Every country has elite troops, but which are the best in the world? I used to think it was the Gurkhas, but they appear to have faded from the scene. The Russian Spatznaz get good marks, but in this day and time it comes down to Britain's SAS and America's Navy Seals.
HARD TARGET by Chris Ryan 438 pp, 2012 Coronet paperback. Available at Asia Books and leading bookshops, 659 baht
They respectively keep proving themselves on battlefields and covert missions. Still, it was the Seals who took out Bin Loony in Pakistan. But UK novelists play that feat down and continue to award the laurels to their own.
Chris Ryan, bemedalled while with the SAS, has since gained fame as a writer of thrillers _ several about his exploits while with the 22nd Regiment. He allows that more than a few of its officers and men went rogue and had to be put down.
In Hard Target Ryan deals with both _ SAS or Seals, the decent and dishonourable amongst themselves. To his credit, he doesn't overwrite. Still, he can't resist including action in every chapter. Whether in Afghanistan or Brazil, Gibraltar or Siberia, there are shoot-outs and explosions.
At the centre of these fire fights is protagonist Joe Gardner, wounded out of SAS, but kept on his toes by his mates and by MI6, who need his help. In the little time he has to himself there are romantic interludes with Aimee, a foreign correspondent.
Kruger, the ex-Seal, brings to mind the villains in Bruce Willis movies who he keeps killing, but pop up again and again to keep fighting until there is no doubt that Kruger's met his maker _ the propellers of a speedboat. Stopping a shipment of drugs from Holland to England takes many pages to resolve.
Gardner learns that Brits in high places, not least the head of MI6, mean to start a war between Israel and Iran, falsely implying that the nuclear bomb that accidentally blew up in Istanbul was meant for Jerusalem. Can Gardner and Aimee prevent Israel from mounting an air strike on Iran's nuclear facilities?

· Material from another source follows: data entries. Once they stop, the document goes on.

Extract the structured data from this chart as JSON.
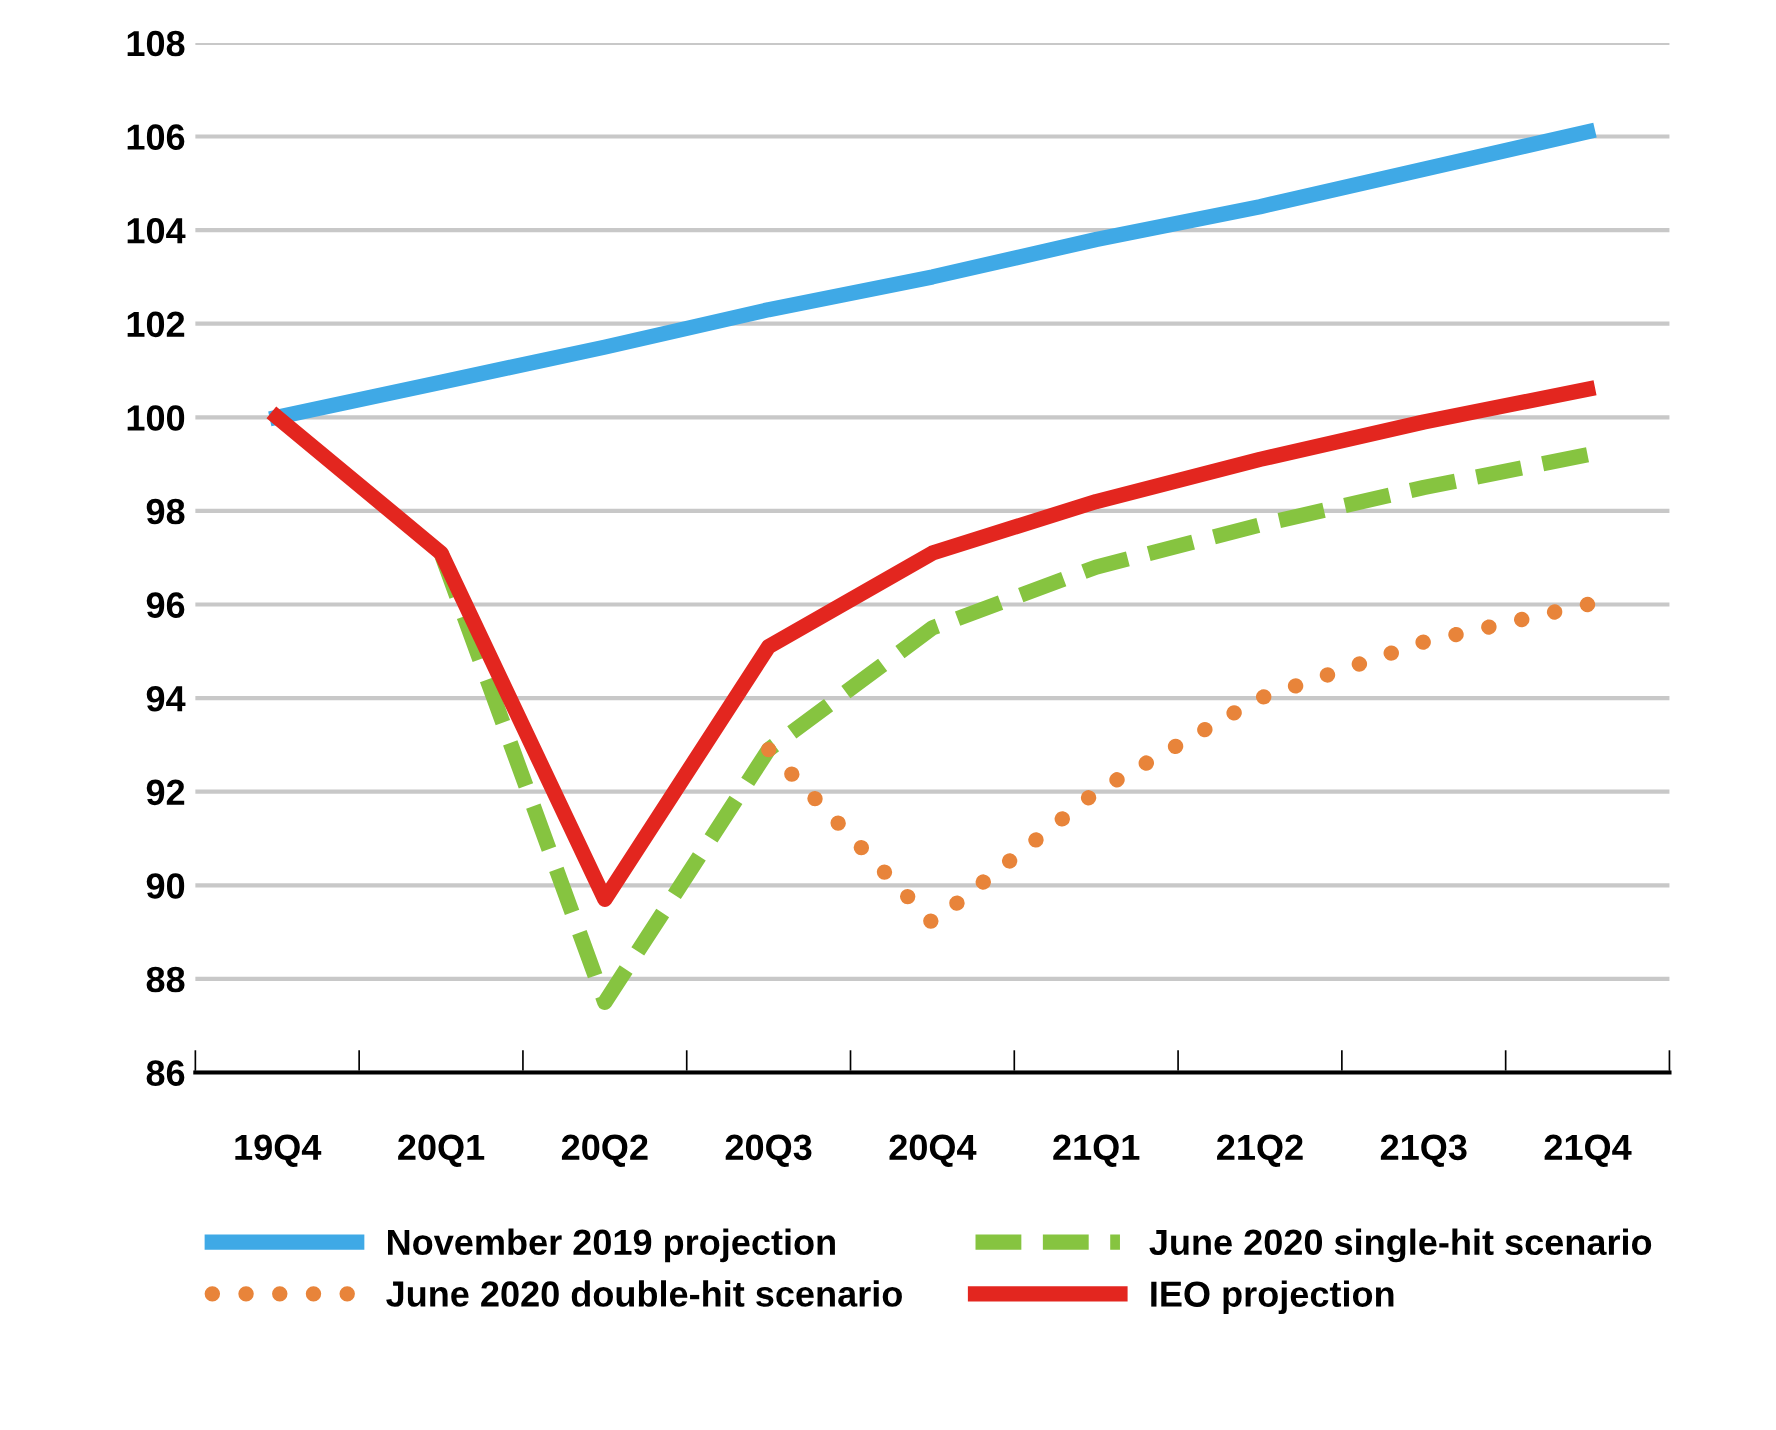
{
  "chart_data": {
    "type": "line",
    "categories": [
      "19Q4",
      "20Q1",
      "20Q2",
      "20Q3",
      "20Q4",
      "21Q1",
      "21Q2",
      "21Q3",
      "21Q4"
    ],
    "series": [
      {
        "name": "November 2019 projection",
        "color": "#3fa9e6",
        "line_style": "solid",
        "values": [
          100,
          100.75,
          101.5,
          102.3,
          103.0,
          103.8,
          104.5,
          105.3,
          106.1
        ]
      },
      {
        "name": "June 2020 single-hit scenario",
        "color": "#86c440",
        "line_style": "dashed",
        "values": [
          null,
          97.1,
          87.5,
          92.9,
          95.5,
          96.8,
          97.7,
          98.5,
          99.2
        ]
      },
      {
        "name": "June 2020 double-hit scenario",
        "color": "#e8843a",
        "line_style": "dotted",
        "values": [
          null,
          null,
          null,
          92.9,
          89.2,
          92.0,
          94.0,
          95.2,
          96.0
        ]
      },
      {
        "name": "IEO projection",
        "color": "#e3261f",
        "line_style": "solid",
        "values": [
          100,
          97.1,
          89.7,
          95.1,
          97.1,
          98.2,
          99.1,
          99.9,
          100.6
        ]
      }
    ],
    "ylim": [
      86,
      108
    ],
    "yticks": [
      86,
      88,
      90,
      92,
      94,
      96,
      98,
      100,
      102,
      104,
      106,
      108
    ],
    "grid": "y",
    "legend": "bottom",
    "marker": "none"
  }
}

Either by visits or extensive research, Ryan names a dozen streets in every venue, including the buildings and shops to be found on them. Whatever weapon is used is described in detail down to the bullet, missile or bomb. As if we don't already know it, Hard Target tells us that everywhere in the world is a dangerous place.
The evil among us
THE RETRIBUTION by Val McDermid 496 pp, 2012 Sphere paperback. Available at Asia books and leading bookshops, 350 baht
Evil isn't a term used on the FBI's 10 Most Wanted list _ or Interpol's or Scotland Yard's. Dangerous, psychopathic, mad dog, yes, but not evil, which implies satanic. The devil is no longer the fearsome creature from the netherworld, which was exorcised by priests in the not-too-distant past.
Still, it is frequently employed by novelists to describe someone who kills for the sake of killing, mercilessly torturing and mutilating the victim. If and when caught, their justification for their acts is mundane to the point of being childish. But in some ways they are brillant. A dilemma, indeed.
In British author Val McDermid's 25th thriller, The Retribution focuses on as evil a villain as is to be found in literature. The author used Jacko Vance before. Captured by Worcester detective chief inspector Carol Jordan with the assistance of police profiler Dr Tony Hill, he's sworn vengeance _ an empty threat while behind bars, but to be taken very seriously when Jacko escapes.
The killing of young prostitutes picks up knife eviscerations in the Jack the Ripper tradition, but that's not the revenge he promised. Rather, he swore that Jordan and Hill would be made to suffer pain _ physical and psychological.
The author uses stream-of-consciousness to get into the heads of the main characters, including Hill's mum Vanessa, Jordan's brother Eddie and detective sergeant Ambrose. Hill has an on-again off-again _ mainly off-again _ relationship with Jordan, who finds him too indecisive.
Hill and Vanessa, a manipulative former tennis star, are estranged. It goads him that she can wrap any man around her finger while he is socially inept.
Jacko is handsome, his captivating smile belying his lack of human feeling. He succeeds in murdering Jordan's sibling and burning down Hill's home.
But that's not enough retribution to satisfy him. Who will be next? Can Jacko be stopped (caught again or killed)? McDermid throws in an unexpected, yet plausible twist. Critically and popularly regarded as one of the UK's best thriller writers, she once again comes through for her aficionados.
This reviewer seriously doubts that Jacko Vance will reappear down the line. And for your information, there's more than one predator of the demimondaines.